Matosinhos, mar, mural: três tags transformadas em arte na rua
Dez dos melhores artistas de rua portugueses estão a fazer de um enorme muro, em Leça do Balio, uma galeria do seu trabalho. Com Matosinhos como tema
As palavras chave são três: Matosinhos, mar, mural. Estão lá os mitos, e os rostos mitificados: O romano Caio Carpo, cuja lenda está na origem do nome deste município, pela mão de Gonçalo MAR, e um lobo... também do mar – tão real como um verdadeiro e velho pescador, mesmo nos traços sketchy que caracterizam a obra de Frederico Draw. Dez dos melhores artistas de rua portugueses estão a pôr Matosinhos num enorme muro e, com ele, vão pôr este concelho no mapa da Arte Urbana do país e do mundo.
O Centro de Negócios da Lionesa, em Leça do Balio, tinha no muro das traseiras da fábrica da Unicer uma espécie de barreira cinzenta. Mesmo com a rua e esta colossal parede de 1500 metros quadrados a separá-las, as duas entidades não andavam, ainda assim, de costas voltadas e a parceria que as juntou, mais a câmara de Matosinhos, neste projecto, foi natural. Junte-se a curadora e artista plástica Catarina Machado e, a convite desta, RAM Miguel, um dos mais experientes artistas de rua portugueses, que fez a lista de convidados, e o resultado está à vista, em fase adiantada, mesmo que a inauguração seja apenas a 11 de Abril.
Estão lá Draw e Mr. Dheo, o Colectivo Distopia, Caos e Third, a “representar” o Norte. Estão lá RAM, Mário Belém, o angolano Nomem, Utopia (Brasil), Mar e RAM, a representar o Sul. E está lá muito do que é Matosinhos. A rosácea do mosteiro de Leça, reinventada por RAM, o mar e a cidade, o peixe e a pesca, os homens que pescam e os que naufragam – cena cinzenta a que Mário Belém decidiu acrescentar uma explosão de cor saída de uma garrafa, dessas que atiramos, com mensagens, à água. E numa segunda fase, já iniciada, hão de estar referências, estilizadas por este colectivo, à Lionesa e à Unicer.
Patrocinado por estas duas firmas, o imenso mural é ele próprio, uma mensagem, pela sua imensidão: um tributo de empresas a um tipo de arte que vai perdendo o ar de “marginalidade” que lhe estava associada, com a sucessão de projectos em várias cidades do país. RAM, que vive disto há dez anos, fez questão de convidar apenas profissionais. Para marcar a distância entre a qualidade destes trabalhos e o resto, as pinturas ilegais, e os tags, que hão-de sempre existir, como assinalou ao PÚBLICO.

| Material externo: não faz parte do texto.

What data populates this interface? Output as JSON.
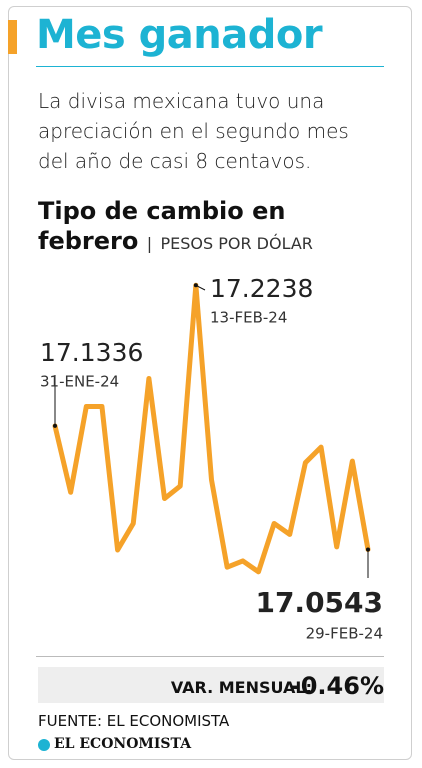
{
  "header": {
    "title": "Mes ganador",
    "description": "La divisa mexicana tuvo una apreciación en el segundo mes del año de casi 8 centavos."
  },
  "chart_data": {
    "type": "line",
    "title": "Tipo de cambio en febrero",
    "unit": "PESOS POR DÓLAR",
    "categories": [
      "31-ENE-24",
      null,
      null,
      null,
      null,
      null,
      null,
      null,
      null,
      "13-FEB-24",
      null,
      null,
      null,
      null,
      null,
      null,
      null,
      null,
      null,
      null,
      "29-FEB-24"
    ],
    "values": [
      17.1336,
      17.091,
      17.146,
      17.146,
      17.054,
      17.071,
      17.164,
      17.087,
      17.095,
      17.2238,
      17.099,
      17.043,
      17.047,
      17.04,
      17.071,
      17.064,
      17.11,
      17.12,
      17.056,
      17.111,
      17.0543
    ],
    "color": "#f5a229",
    "ylim": [
      17.02,
      17.24
    ]
  },
  "summary": {
    "label": "VAR. MENSUAL:",
    "value": "-0.46%"
  },
  "footer": {
    "source": "FUENTE: EL ECONOMISTA",
    "logo": "EL ECONOMISTA"
  }
}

Antiga têxtil transformada em centro de empresas, a Lionesa, explicou o seu administrador, Pedro Pinto, vai ceder-lhes um espaço, a partir do qual os artistas poderão lançar-se noutros projectos, realizar workshops e organizarem-se, no fundo, como num “negócio”. E a Unicer, explicou está já a estudar a hipótese de levar estas manifestações em murais para os festivais que patrocina e admite até lançar uma edição especial de cerveja com rótulos baseados nestes trabalhos.
“Não estamos a falar de graffiters, ou de writters…estamos a falar, acima de tudo, de artistas, e muito bons”, frisa a curadora Catarina Machado, no espaço que há-de ser deles, onde se vêem esboços nas paredes e latas, muitas latas de tinta, pelo chão. Pela vidraça, um pescador, hiper-realisticamente pintado por Mr. Dheo (que usou o rosto de Gonçalo Mar como modelo), parece querer entrar na conversa, com o seu peixe no anzol e a palavra atum tatuada nas falanges.
E na verdade, cada um dos intervenientes quer ser tema de conversa por parte dos que venham a visitar o local: as empresas, nota Pedro Pinto, que deixam de trabalhar com base nos seus “segredos que dantes eram a alma do negócio” para fazerem da partilha, do networking com os artistas, uma forma de se darem, e os dar, a conhecer; os autores, que vão multiplicando os espaços onde trabalhar, em Portugal; e a autarquia, garante o presidente Guilherme Pinto, que abriria os braços à multiplicação de iniciativas como esta por outros pontos do concelho.